The Embedded GlassFish Web Plugin allows you to create an Instant Developer Experience for your web application. In essence, this means that starting development is extremely easy. It also reduces staff turnover costs tremendously, which is especially good news for Open Source projects. Reducing the barriers to entry makes it easier for people to contribute.

Characteristics of an Instant Developer Experience are:

  • Minimal requirements for the development environment
  • The source code is fully self-contained and has no external dependencies

The Instant Developer Experience itself consists of:

  1. Getting the source code (you cannot work without it)
  2. Execute the single build command mentioned in the file README.txt, e.g.:
    mvn glassfish:run
  3. Login into the application using the URL and credentials mentioned in README.txt.

As you can see, it is trivially easy to start development.
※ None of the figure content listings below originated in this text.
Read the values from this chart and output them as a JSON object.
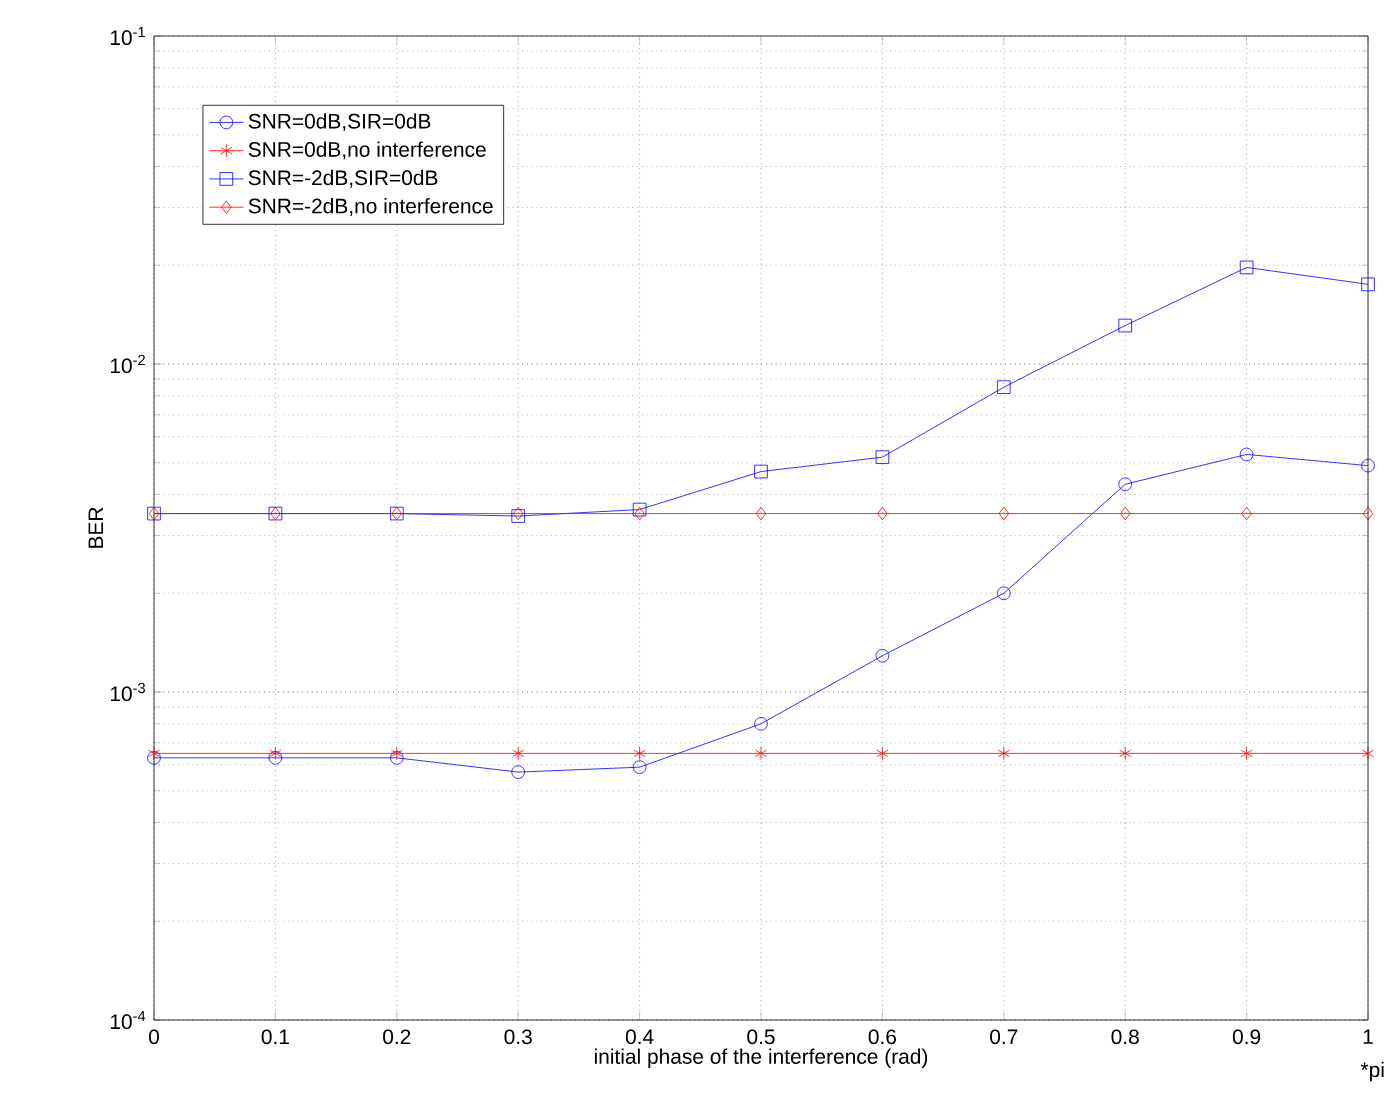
{
  "chart_data": {
    "type": "line",
    "xlabel": "initial phase of the interference (rad)",
    "ylabel": "BER",
    "annotations": [
      "*pi"
    ],
    "x": [
      0,
      0.1,
      0.2,
      0.3,
      0.4,
      0.5,
      0.6,
      0.7,
      0.8,
      0.9,
      1
    ],
    "series": [
      {
        "name": "SNR=0dB,SIR=0dB",
        "color": "#0000ff",
        "marker": "circle",
        "values": [
          0.00063,
          0.00063,
          0.00063,
          0.00057,
          0.00059,
          0.0008,
          0.00129,
          0.002,
          0.0043,
          0.0053,
          0.0049
        ]
      },
      {
        "name": "SNR=0dB,no interference",
        "color": "#ff0000",
        "marker": "cross",
        "values": [
          0.00065,
          0.00065,
          0.00065,
          0.00065,
          0.00065,
          0.00065,
          0.00065,
          0.00065,
          0.00065,
          0.00065,
          0.00065
        ]
      },
      {
        "name": "SNR=-2dB,SIR=0dB",
        "color": "#0000ff",
        "marker": "square",
        "values": [
          0.0035,
          0.0035,
          0.0035,
          0.00344,
          0.0036,
          0.0047,
          0.0052,
          0.0085,
          0.0131,
          0.0197,
          0.0175
        ]
      },
      {
        "name": "SNR=-2dB,no interference",
        "color": "#ff0000",
        "marker": "diamond",
        "values": [
          0.0035,
          0.0035,
          0.0035,
          0.0035,
          0.0035,
          0.0035,
          0.0035,
          0.0035,
          0.0035,
          0.0035,
          0.0035
        ]
      }
    ],
    "xlim": [
      0,
      1
    ],
    "xticks": [
      0,
      0.1,
      0.2,
      0.3,
      0.4,
      0.5,
      0.6,
      0.7,
      0.8,
      0.9,
      1
    ],
    "ylim": [
      0.0001,
      0.1
    ],
    "yticks": [
      {
        "value": 0.0001,
        "label": "10$^{-4}$"
      },
      {
        "value": 0.001,
        "label": "10$^{-3}$"
      },
      {
        "value": 0.01,
        "label": "10$^{-2}$"
      },
      {
        "value": 0.1,
        "label": "10$^{-1}$"
      }
    ],
    "log": "y",
    "grid": true,
    "legend": "top left",
    "line_style": "solid"
  }
}
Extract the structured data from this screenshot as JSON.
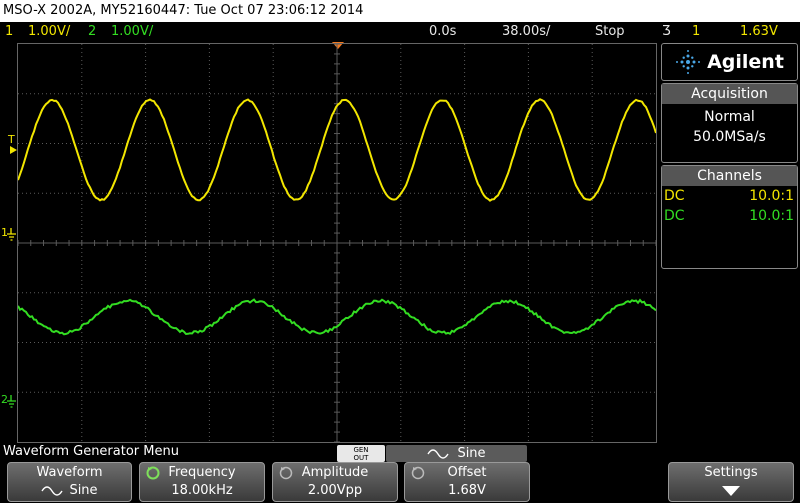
{
  "title_bar": {
    "text": "MSO-X 2002A, MY52160447: Tue Oct 07 23:06:12 2014"
  },
  "status_bar": {
    "ch1_num": "1",
    "ch1_scale": "1.00V/",
    "ch2_num": "2",
    "ch2_scale": "1.00V/",
    "time_delay": "0.0s",
    "time_scale": "38.00s/",
    "run_state": "Stop",
    "trig_symbol": "Ʒ",
    "trig_source": "1",
    "trig_level": "1.63V"
  },
  "markers": {
    "trigger_marker": "T",
    "ch1_ground": "1",
    "ch2_ground": "2"
  },
  "right_panel": {
    "brand": "Agilent",
    "acquisition": {
      "header": "Acquisition",
      "mode": "Normal",
      "rate": "50.0MSa/s"
    },
    "channels": {
      "header": "Channels",
      "rows": [
        {
          "coupling": "DC",
          "probe": "10.0:1"
        },
        {
          "coupling": "DC",
          "probe": "10.0:1"
        }
      ]
    }
  },
  "menu": {
    "title": "Waveform Generator Menu",
    "gen_out_line1": "GEN",
    "gen_out_line2": "OUT",
    "waveform_tab": "Sine",
    "softkeys": {
      "waveform": {
        "label": "Waveform",
        "value": "Sine"
      },
      "frequency": {
        "label": "Frequency",
        "value": "18.00kHz"
      },
      "amplitude": {
        "label": "Amplitude",
        "value": "2.00Vpp"
      },
      "offset": {
        "label": "Offset",
        "value": "1.68V"
      },
      "settings": {
        "label": "Settings"
      }
    }
  },
  "colors": {
    "ch1": "#f2e600",
    "ch2": "#33dd22",
    "grid": "#5a5a5a"
  },
  "icons": [
    "agilent-spark-icon",
    "sine-wave-icon",
    "knob-icon",
    "down-arrow-icon",
    "trigger-edge-icon"
  ]
}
This is intended. You can see the application working, and correlate what you see with the source code. And the source code is sufficient, as there are no outside dependencies.

The development environment

Preparing a development environment for an Instant Developer Experience mostly consists of leaving stuff out. This is what you need:

  • Java
  • A build tool (Maven or something equally powerful)
  • Your favorite IDE

    That's is. No database, no application server, no servlet container, etc. Just the three items above.

Creating an Instant Developer Experience

Creating an Instant Developer Experience means that your project sources must be organized a little differently that you're used to. This has little to do with the structure: migrating from Ant to Maven is a lot more work. What we need to do is to make our sources fully self-contained.

This means:

  • Setup our build tool to both compile the sources and start a container.
  • When our build tool starts a container, it should also start any services our application depends on. This may be a database, mailserver, etc.

If you're using Maven, the first part is easy: just configure your pom.xml to use the Embedded GlassFish Web Plugin.

The second part is only slightly more difficult, depending on your needs. The most common two services an application depends on are a database (RDBMS) and SMTP server.

For a mailserver, you can use the Wiser Framework from SubEtha SMTP. To use it, your application must only connect to the mailserver to actually send email. Your integration tests then ensure the mailserver is running as needed, so they can examine the mail that was sent. This is the dependency you'll need to add to your pom.xml:

<dependency>
        <groupId>org.subethamail</groupId>
        <artifactId>subethasmtp-wiser</artifactId>
        <version>1.2</version>
</dependency>

A database is slightly work. Not setting up the database: that's simply adding dependency to e.g. HsqlDB, and (assuming Maven with the Embedded GlassFish Web Plugin mentioned above), defining a DataSource to a JDBC URL like jdbc:hsqldb:mem:test. The tricky part is ensuring that the database has content after starting the application. For the persistence framework of GlassFish, EclipseLink, there is no ready-made solution yet, but you can create a javax.servlet.ServletContextListener to populate your database. As an added bonus, you can also annotate it with javax.servlet.annotation.WebListener to have GlassFish automatically pick it up to populate your database. This means that the class can be in the test classpath, and it will not be deployed to production.